Take yourself back five years to the 2004 presidential election. Voters had taken account of the absence of WMDs and a deteriorating situation on the ground in Iraq and reelected Bush anyway. He thought, understandably, that the doubts about the legitimacy of his presidency that had first arisen during the 2000 Florida recounts, and had been exacerbated by charges that he’d snookered the Congress into authorizing the Iraq war, had been laid to rest. “I’ve earned . . . political capital,” he observed, “and I intend to spend it.”
But Bush's political checks started bouncing almost as soon as he started writing them. Although the idea of an “ownership society” had been the principal domestic theme of his reelection campaign, he couldn’t get his own party to back his proposal for private Social Security accounts.
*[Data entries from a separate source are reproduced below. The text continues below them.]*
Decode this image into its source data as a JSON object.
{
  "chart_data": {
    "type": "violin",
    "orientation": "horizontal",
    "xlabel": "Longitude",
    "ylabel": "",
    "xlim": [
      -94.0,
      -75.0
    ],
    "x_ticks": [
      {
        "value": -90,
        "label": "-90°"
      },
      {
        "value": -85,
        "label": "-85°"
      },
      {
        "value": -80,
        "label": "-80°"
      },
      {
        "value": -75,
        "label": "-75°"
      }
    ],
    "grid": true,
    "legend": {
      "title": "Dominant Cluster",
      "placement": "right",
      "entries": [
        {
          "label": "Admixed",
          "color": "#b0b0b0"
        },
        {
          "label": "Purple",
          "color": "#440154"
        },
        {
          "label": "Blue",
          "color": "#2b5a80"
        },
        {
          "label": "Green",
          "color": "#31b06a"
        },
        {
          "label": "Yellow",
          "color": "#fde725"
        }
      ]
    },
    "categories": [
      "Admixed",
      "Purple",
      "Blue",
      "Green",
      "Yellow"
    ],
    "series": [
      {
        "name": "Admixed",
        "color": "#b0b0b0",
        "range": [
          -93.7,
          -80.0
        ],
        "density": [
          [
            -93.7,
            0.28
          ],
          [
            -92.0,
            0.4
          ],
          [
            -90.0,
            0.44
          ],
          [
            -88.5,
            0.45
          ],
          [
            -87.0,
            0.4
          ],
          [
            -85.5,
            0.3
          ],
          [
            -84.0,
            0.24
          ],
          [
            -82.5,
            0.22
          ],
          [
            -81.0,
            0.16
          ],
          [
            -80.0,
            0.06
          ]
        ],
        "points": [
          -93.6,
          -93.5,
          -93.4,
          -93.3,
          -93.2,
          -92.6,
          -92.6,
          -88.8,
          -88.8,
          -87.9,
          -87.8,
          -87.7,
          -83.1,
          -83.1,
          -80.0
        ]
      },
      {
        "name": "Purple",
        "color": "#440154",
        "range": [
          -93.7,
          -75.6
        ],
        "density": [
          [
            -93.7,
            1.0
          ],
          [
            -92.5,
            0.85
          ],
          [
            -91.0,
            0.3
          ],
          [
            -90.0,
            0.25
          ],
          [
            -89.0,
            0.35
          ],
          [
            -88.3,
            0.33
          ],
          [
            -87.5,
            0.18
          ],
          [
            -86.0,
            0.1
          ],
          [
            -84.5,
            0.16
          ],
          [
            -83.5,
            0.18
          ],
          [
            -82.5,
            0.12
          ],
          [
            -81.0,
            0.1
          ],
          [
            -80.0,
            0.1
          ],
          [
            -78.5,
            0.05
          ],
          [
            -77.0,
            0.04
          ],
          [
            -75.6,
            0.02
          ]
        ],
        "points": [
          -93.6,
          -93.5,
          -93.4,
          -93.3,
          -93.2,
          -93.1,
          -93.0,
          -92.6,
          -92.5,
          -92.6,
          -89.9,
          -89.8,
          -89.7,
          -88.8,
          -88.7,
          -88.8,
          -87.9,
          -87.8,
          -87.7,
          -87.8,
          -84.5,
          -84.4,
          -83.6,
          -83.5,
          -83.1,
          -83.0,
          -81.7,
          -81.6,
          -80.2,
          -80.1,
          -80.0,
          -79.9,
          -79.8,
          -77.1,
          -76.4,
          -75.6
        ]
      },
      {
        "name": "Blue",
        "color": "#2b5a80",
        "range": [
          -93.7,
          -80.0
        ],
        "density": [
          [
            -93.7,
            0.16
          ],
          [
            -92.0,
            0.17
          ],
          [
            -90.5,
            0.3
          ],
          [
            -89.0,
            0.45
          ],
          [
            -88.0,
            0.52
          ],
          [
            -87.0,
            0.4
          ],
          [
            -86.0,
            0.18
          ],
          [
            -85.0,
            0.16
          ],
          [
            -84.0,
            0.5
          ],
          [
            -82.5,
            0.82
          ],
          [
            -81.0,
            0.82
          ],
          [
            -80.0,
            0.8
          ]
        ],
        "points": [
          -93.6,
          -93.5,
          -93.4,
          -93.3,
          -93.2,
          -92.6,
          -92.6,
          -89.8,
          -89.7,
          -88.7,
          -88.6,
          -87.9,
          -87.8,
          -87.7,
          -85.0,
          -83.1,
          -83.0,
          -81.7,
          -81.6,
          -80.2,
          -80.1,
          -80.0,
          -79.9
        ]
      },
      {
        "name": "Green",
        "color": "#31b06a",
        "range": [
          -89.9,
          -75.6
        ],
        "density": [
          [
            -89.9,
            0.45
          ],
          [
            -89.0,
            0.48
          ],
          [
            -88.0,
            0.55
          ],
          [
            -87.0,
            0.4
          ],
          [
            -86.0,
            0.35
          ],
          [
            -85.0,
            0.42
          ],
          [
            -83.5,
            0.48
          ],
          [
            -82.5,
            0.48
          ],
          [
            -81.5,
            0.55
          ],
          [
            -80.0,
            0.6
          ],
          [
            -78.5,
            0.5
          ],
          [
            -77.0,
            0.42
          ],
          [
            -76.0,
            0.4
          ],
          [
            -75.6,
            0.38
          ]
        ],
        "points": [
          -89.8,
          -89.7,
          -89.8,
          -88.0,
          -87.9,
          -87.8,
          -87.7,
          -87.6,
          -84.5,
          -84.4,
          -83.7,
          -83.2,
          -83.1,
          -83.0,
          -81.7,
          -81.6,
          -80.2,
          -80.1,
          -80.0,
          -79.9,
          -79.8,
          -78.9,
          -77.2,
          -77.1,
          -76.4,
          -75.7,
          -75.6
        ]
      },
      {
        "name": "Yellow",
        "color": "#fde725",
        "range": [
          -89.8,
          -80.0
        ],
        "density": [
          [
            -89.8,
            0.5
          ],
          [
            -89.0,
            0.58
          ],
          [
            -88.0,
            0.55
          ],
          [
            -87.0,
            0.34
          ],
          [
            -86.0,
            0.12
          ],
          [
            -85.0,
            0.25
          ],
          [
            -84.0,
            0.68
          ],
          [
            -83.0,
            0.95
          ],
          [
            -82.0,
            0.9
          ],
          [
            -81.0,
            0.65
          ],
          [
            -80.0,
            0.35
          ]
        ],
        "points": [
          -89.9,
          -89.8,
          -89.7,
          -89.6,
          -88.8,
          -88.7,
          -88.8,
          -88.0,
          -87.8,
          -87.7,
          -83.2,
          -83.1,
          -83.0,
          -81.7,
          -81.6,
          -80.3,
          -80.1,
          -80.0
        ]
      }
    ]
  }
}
When you compare it, say, to the present administration’s efforts to close Gitmo, the incompetence displayed in the federal government’s response to Hurricane Katrina no longer seems all that extraordinary. But Katrina furnished a handy pretext for most of the electorate to give up on the Bush presidency. The voting public couldn’t have undergone an ideological conversion that quickly. Yet it was already retracting the authorization it had given Bush to act in its name less than a year before.
That’s why I used the scare quotes in this post’s title; it’s strange to say that Bush is being rehabilitated when his reelection hadn’t habilitated him with a cloak of legitimacy in the first place. You might have expected, for example, that Bush’s reelection would have moved the Democratic opposition to stop contesting the legitimacy of his decision to go to war and concentrate on the wisdom of how he was prosecuting it. But that didn’t happen.
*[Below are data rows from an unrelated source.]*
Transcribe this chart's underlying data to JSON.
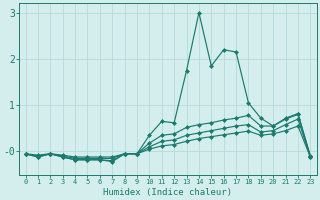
{
  "x": [
    0,
    1,
    2,
    3,
    4,
    5,
    6,
    7,
    8,
    9,
    10,
    11,
    12,
    13,
    14,
    15,
    16,
    17,
    18,
    19,
    20,
    21,
    22,
    23
  ],
  "line1": [
    -0.05,
    -0.12,
    -0.05,
    -0.12,
    -0.18,
    -0.18,
    -0.18,
    -0.22,
    -0.05,
    -0.05,
    0.35,
    0.65,
    0.62,
    1.75,
    3.0,
    1.85,
    2.2,
    2.15,
    1.05,
    0.72,
    0.55,
    0.72,
    0.82,
    -0.1
  ],
  "line2": [
    -0.05,
    -0.12,
    -0.05,
    -0.12,
    -0.18,
    -0.18,
    -0.18,
    -0.2,
    -0.05,
    -0.05,
    0.18,
    0.35,
    0.38,
    0.52,
    0.58,
    0.62,
    0.68,
    0.72,
    0.78,
    0.55,
    0.55,
    0.7,
    0.8,
    -0.1
  ],
  "line3": [
    -0.05,
    -0.1,
    -0.05,
    -0.1,
    -0.15,
    -0.15,
    -0.15,
    -0.15,
    -0.05,
    -0.05,
    0.1,
    0.22,
    0.25,
    0.35,
    0.4,
    0.45,
    0.5,
    0.55,
    0.58,
    0.42,
    0.45,
    0.58,
    0.7,
    -0.12
  ],
  "line4": [
    -0.05,
    -0.08,
    -0.05,
    -0.08,
    -0.12,
    -0.12,
    -0.12,
    -0.12,
    -0.05,
    -0.05,
    0.05,
    0.12,
    0.15,
    0.22,
    0.28,
    0.32,
    0.36,
    0.4,
    0.44,
    0.35,
    0.38,
    0.45,
    0.55,
    -0.12
  ],
  "line_color": "#1a7a6e",
  "bg_color": "#d4eeee",
  "grid_color": "#b8d8d8",
  "xlabel": "Humidex (Indice chaleur)",
  "xlim": [
    -0.5,
    23.5
  ],
  "ylim": [
    -0.5,
    3.2
  ],
  "yticks": [
    0,
    1,
    2,
    3
  ],
  "ytick_labels": [
    "-0",
    "1",
    "2",
    "3"
  ],
  "xticks": [
    0,
    1,
    2,
    3,
    4,
    5,
    6,
    7,
    8,
    9,
    10,
    11,
    12,
    13,
    14,
    15,
    16,
    17,
    18,
    19,
    20,
    21,
    22,
    23
  ],
  "markersize": 2.5,
  "lw": 0.85
}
Whatever you think of Bush and Republicans, this recent history points to a malfunctioning political system. The point of elections is to generate a legitimate government. That means, among other things, that the losers be prepared to give the winners a fair chance to govern according to their values in the expectation that the loser's restraint will be reciprocated when the electoral tables turn. Political contestants aren’t expected to live up to the Golden Rule which requires them to do good things unto others even if they expect the others not to reciprocate. They’re only required to do unto others as they reasonably expect others will do unto them when their positions are reversed.
So Democrats can excuse their intemperate opposition to Bush in light of the Republican's having impeached Clinton on frivolous grounds. And Republicans can probably justify their conduct by pointing to some Democratic misconduct before that. The way that Democrats are now deploring "nihilistic" opposition of Republicans to the Obama agenda is just the latest chapter in a continuing saga of political decay.
This, I submit, is the context in which Bush’s rehabilitation should be understood. I doubt that many people have changed their evaluation of the man and his policies in last year. But now that the passions of the Bush years are starting to cool, some people are starting to change their minds about the legitimacy of the Bush presidency. Too bad that a representative political system like ours can’t work when legitimacy is recognized only in hindsight.